The government will consult on scrapping the 10 per cent drop rule after dropping it for professional clients as part of an amendment to the Mifid II regulations.
In a memorandum to parliament, the Treasury proposed that Mifid II be amended to allow professional clients and investment firms to agree between them what reporting is appropriate based on their specific circumstances.
It said it would revoke some rules in respect of professional clients following feedback and consult on whether this change should be extended to retail clients as well.
The government stated: "The instrument amends an existing requirement for investment firms providing portfolio management services to inform their client whenever the overall value of the portfolio depreciates by 10 per cent and thereafter at multiples of 10 per cent.
"Feedback from professional clients has been that having these reports every time their portfolios depreciate by multiples of 10 per cent is not useful to them. They and investment firms would prefer to be allowed to agree between them what reporting is appropriate based on their specific circumstances.
"The instrument therefore revokes this obligation in respect of professional clients. The government plans to consult on
whether this change should be extended to retail clients as well."
The 10 per cent drop rule was introduced as part of Mifid II but it was put on hold at the start of the pandemic due to increased market volatility.
In March the Financial Conduct Authority said it would review the 10 per cent drop rule, which requires financial advisers to notify clients when their investment portfolio has fallen by 10 per cent or more in a given reporting period, after extending its suspension until the end of the year.
Steven Levin, chief executive, Quilter Investors said the reform has been a long time coming.
“The fact the rule has been 'paused' for so long now shows that it really wasn’t working, and removing it for retail clients along with professional clients would be a victory for common sense regulation.
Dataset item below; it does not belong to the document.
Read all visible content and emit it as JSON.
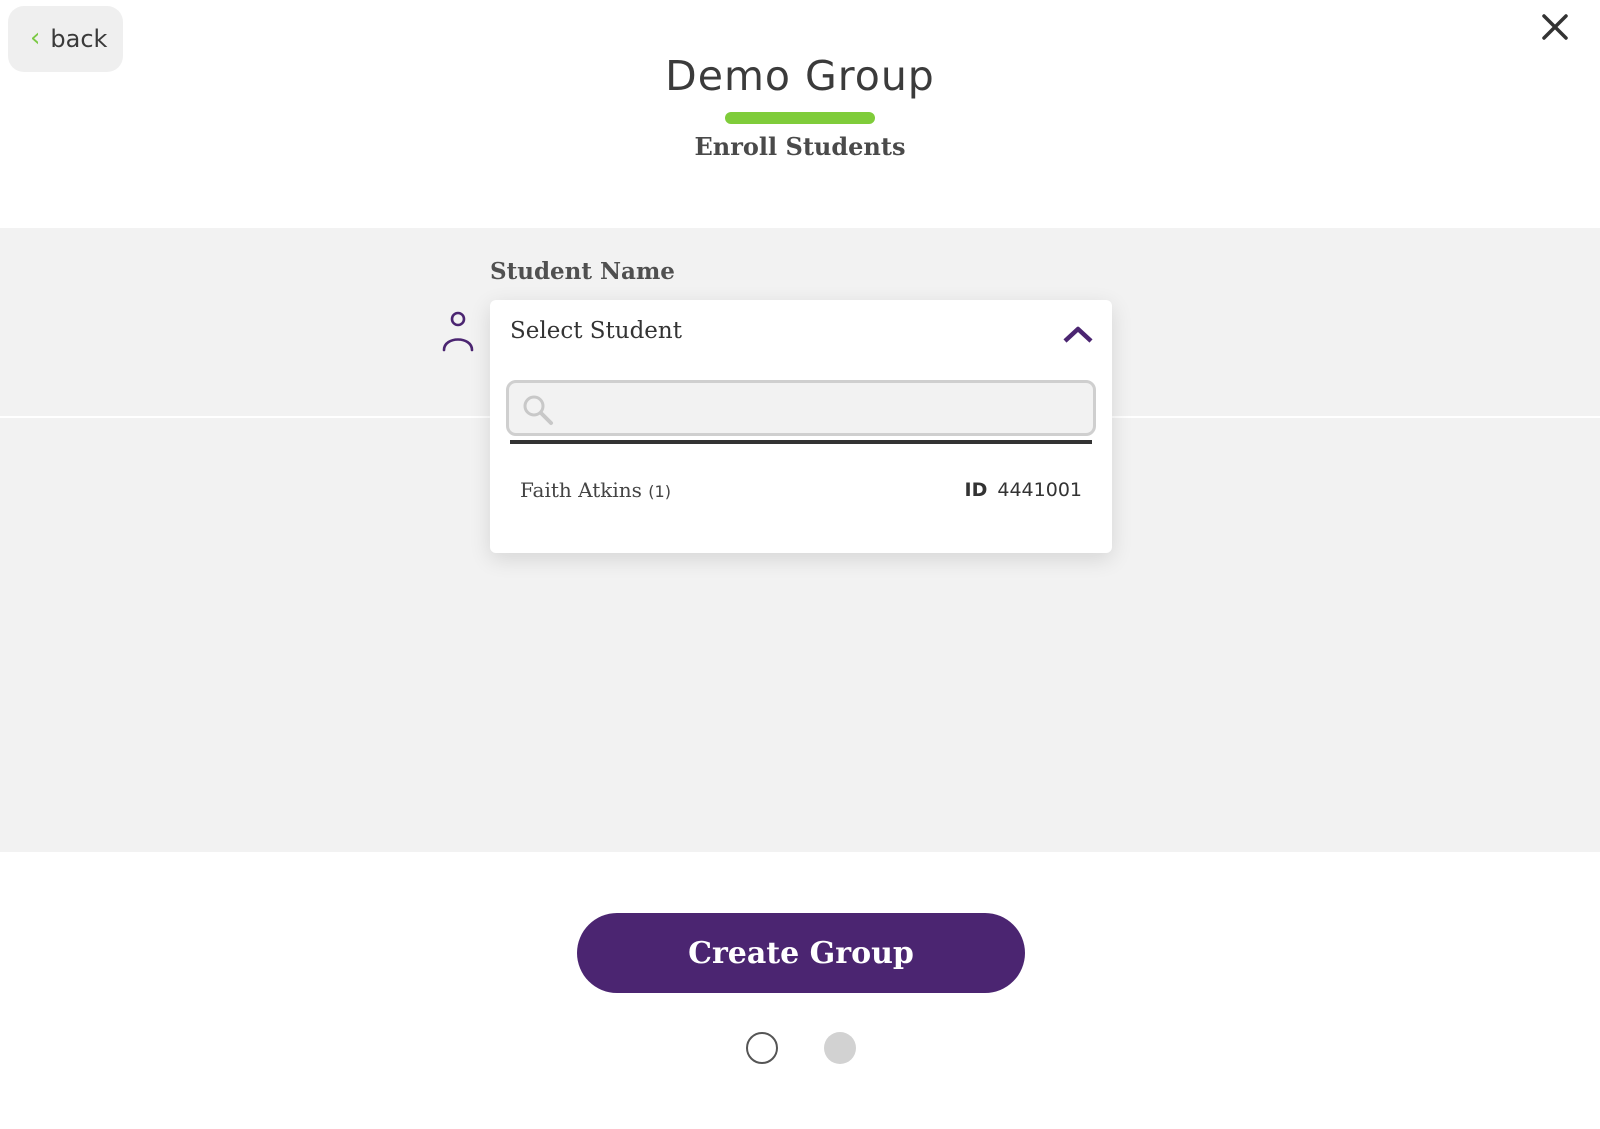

“The rule has the potential to encourage bad outcomes. Warnings are, by definition, designed to scare people into taking some form of action.
"But warning people after a market drop is the worst possible time as it’s likely they will panic and lock in their losses.
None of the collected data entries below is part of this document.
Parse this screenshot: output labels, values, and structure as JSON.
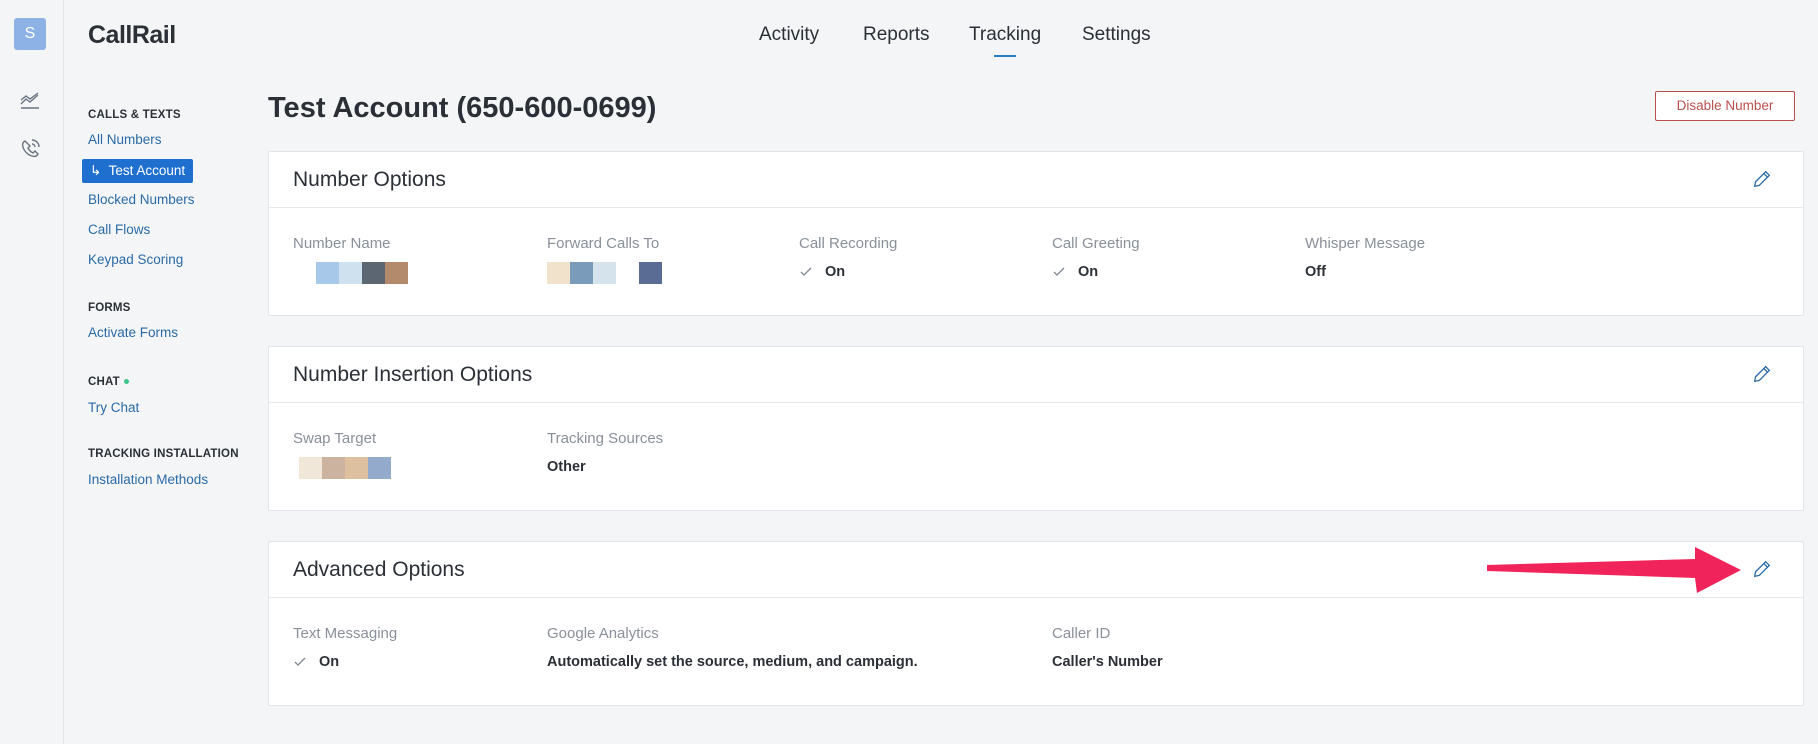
{
  "app": {
    "logo": "CallRail",
    "avatar_letter": "S"
  },
  "rail": {
    "icons": [
      "chart-line-icon",
      "phone-icon"
    ]
  },
  "topnav": {
    "tabs": [
      {
        "label": "Activity"
      },
      {
        "label": "Reports"
      },
      {
        "label": "Tracking",
        "active": true
      },
      {
        "label": "Settings"
      }
    ]
  },
  "sidenav": {
    "sections": [
      {
        "heading": "CALLS & TEXTS",
        "items": [
          "All Numbers",
          "Test Account",
          "Blocked Numbers",
          "Call Flows",
          "Keypad Scoring"
        ]
      },
      {
        "heading": "FORMS",
        "items": [
          "Activate Forms"
        ]
      },
      {
        "heading": "CHAT",
        "items": [
          "Try Chat"
        ]
      },
      {
        "heading": "TRACKING INSTALLATION",
        "items": [
          "Installation Methods"
        ]
      }
    ],
    "active_prefix": "↳"
  },
  "page": {
    "title": "Test Account (650-600-0699)",
    "disable_button": "Disable Number"
  },
  "cards": {
    "number_options": {
      "title": "Number Options",
      "fields": {
        "number_name": {
          "label": "Number Name",
          "swatches": [
            "#ffffff",
            "#a7c8e8",
            "#cfe0ef",
            "#5c6673",
            "#b48a6c"
          ]
        },
        "forward_calls": {
          "label": "Forward Calls To",
          "swatches": [
            "#f1e2cc",
            "#7b9bbb",
            "#d5e3ec",
            "#ffffff",
            "#5a6c93"
          ]
        },
        "call_recording": {
          "label": "Call Recording",
          "value": "On"
        },
        "call_greeting": {
          "label": "Call Greeting",
          "value": "On"
        },
        "whisper_message": {
          "label": "Whisper Message",
          "value": "Off"
        }
      }
    },
    "number_insertion": {
      "title": "Number Insertion Options",
      "fields": {
        "swap_target": {
          "label": "Swap Target",
          "swatches": [
            "#f1e7d9",
            "#ccb3a0",
            "#dcc0a0",
            "#93aacc"
          ]
        },
        "tracking_sources": {
          "label": "Tracking Sources",
          "value": "Other"
        }
      }
    },
    "advanced": {
      "title": "Advanced Options",
      "fields": {
        "text_messaging": {
          "label": "Text Messaging",
          "value": "On"
        },
        "google_analytics": {
          "label": "Google Analytics",
          "value": "Automatically set the source, medium, and campaign."
        },
        "caller_id": {
          "label": "Caller ID",
          "value": "Caller's Number"
        }
      }
    }
  },
  "colors": {
    "accent": "#1f6fcf",
    "link": "#2a6aa6",
    "danger": "#b9504c",
    "annotation_arrow": "#f0245a"
  }
}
“The fact the regulator has already changed the rules, which originated as part of EU's Mifid regulations, suggests that the 10 per cent drop notification is not fit for purpose and it’s about time the rule was scrapped once and for all.”
The industry has long called for the rule to scrapped over concerns it could cause knee jerk reactions from investors.
There were signs the rule was discouraging some advisers from using multiple platforms, as they found themselves looking at the assets held on all platforms and manually calculating the overall drop.
The government is also looking to remove the obligation on investment firms that they produce an annual report setting out the top five venues they have used for the execution of clients orders, and a summary of the execution outcomes achieved.